Misdrach Tillim powiada to samo; i że Pismo w tem miejscu, mówiąc o naszym wrogu, rozumie zły zaczyn, i te, dając mu ten chleb i tę wodę, zgromadzi mu węgle na głowie.
Misdrach i Kohelet o Eccl., IX.; „Wielki król obległ małe miasto.“ Ten wielki król, to zły zaczyn; wielkie machiny, któremi je otacza, to pokusy; i znalazł się człowiek roztropny a ubogi, który je oswobodził, to znaczy cnota.
Takoż o Ps. XLI: „Szczęśliwy, który ma wzgląd na biednych.“
A znowuż o Ps. LXXVIII: „Duch który odchodzi i już nie wraca“; z czego niektórzy wzięli powód aby bredzić przeciw nieśmiertelności duszy; ale znaczy to, że ten duch, to jest zły zaczyn, który towarzyszy człowiekowi aż do śmierci i nie wraca przy zmartwychwstaniu.[1]
O Ps. CIII,[2] toż samo.
O Ps. XVI.[3]
Mamyż rzec, iż przez to, że powiedzieli jako sprawiedliwość opuściła ziemię[4], ludzie znali grzech pierworodny? — Nemo ante obitum beatus est[5]; — to znaczy, iż wiedzieli, że przy śmierci zaczyna się wiekuista i prawdziwa szczęśliwość?

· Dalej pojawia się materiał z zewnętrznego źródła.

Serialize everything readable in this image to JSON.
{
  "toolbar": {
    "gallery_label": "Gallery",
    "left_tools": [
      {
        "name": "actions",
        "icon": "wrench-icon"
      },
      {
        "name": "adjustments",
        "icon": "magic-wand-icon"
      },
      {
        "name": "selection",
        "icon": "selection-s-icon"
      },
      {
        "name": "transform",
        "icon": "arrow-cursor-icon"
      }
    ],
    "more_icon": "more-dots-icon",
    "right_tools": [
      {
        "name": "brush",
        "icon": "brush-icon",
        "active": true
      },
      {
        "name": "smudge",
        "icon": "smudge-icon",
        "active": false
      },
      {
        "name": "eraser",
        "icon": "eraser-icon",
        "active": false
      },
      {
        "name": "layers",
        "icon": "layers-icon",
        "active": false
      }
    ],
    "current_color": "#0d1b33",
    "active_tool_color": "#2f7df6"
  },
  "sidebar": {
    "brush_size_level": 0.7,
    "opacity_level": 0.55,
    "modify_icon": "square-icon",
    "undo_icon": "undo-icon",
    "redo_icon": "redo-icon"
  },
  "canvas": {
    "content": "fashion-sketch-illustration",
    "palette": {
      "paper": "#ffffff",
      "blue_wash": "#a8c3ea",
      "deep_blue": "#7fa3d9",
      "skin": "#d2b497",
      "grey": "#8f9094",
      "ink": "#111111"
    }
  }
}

Milton widzi dobrze, że natura jest skażona, i że ludzie żyją sprzecznie z uczciwością: ale nie wie, dlaczego nie mogą wzbić się wyżej.
Porządek. — Po skażeniu, powiedzieć: słusznie jest, aby wszyscy którzy są w tym stanie, znali go; i ci którzy sobie w nim podobają, i ci którzy sobie nie podobają; ale nie jest słusznem, aby wszyscy widzieli odkupienie.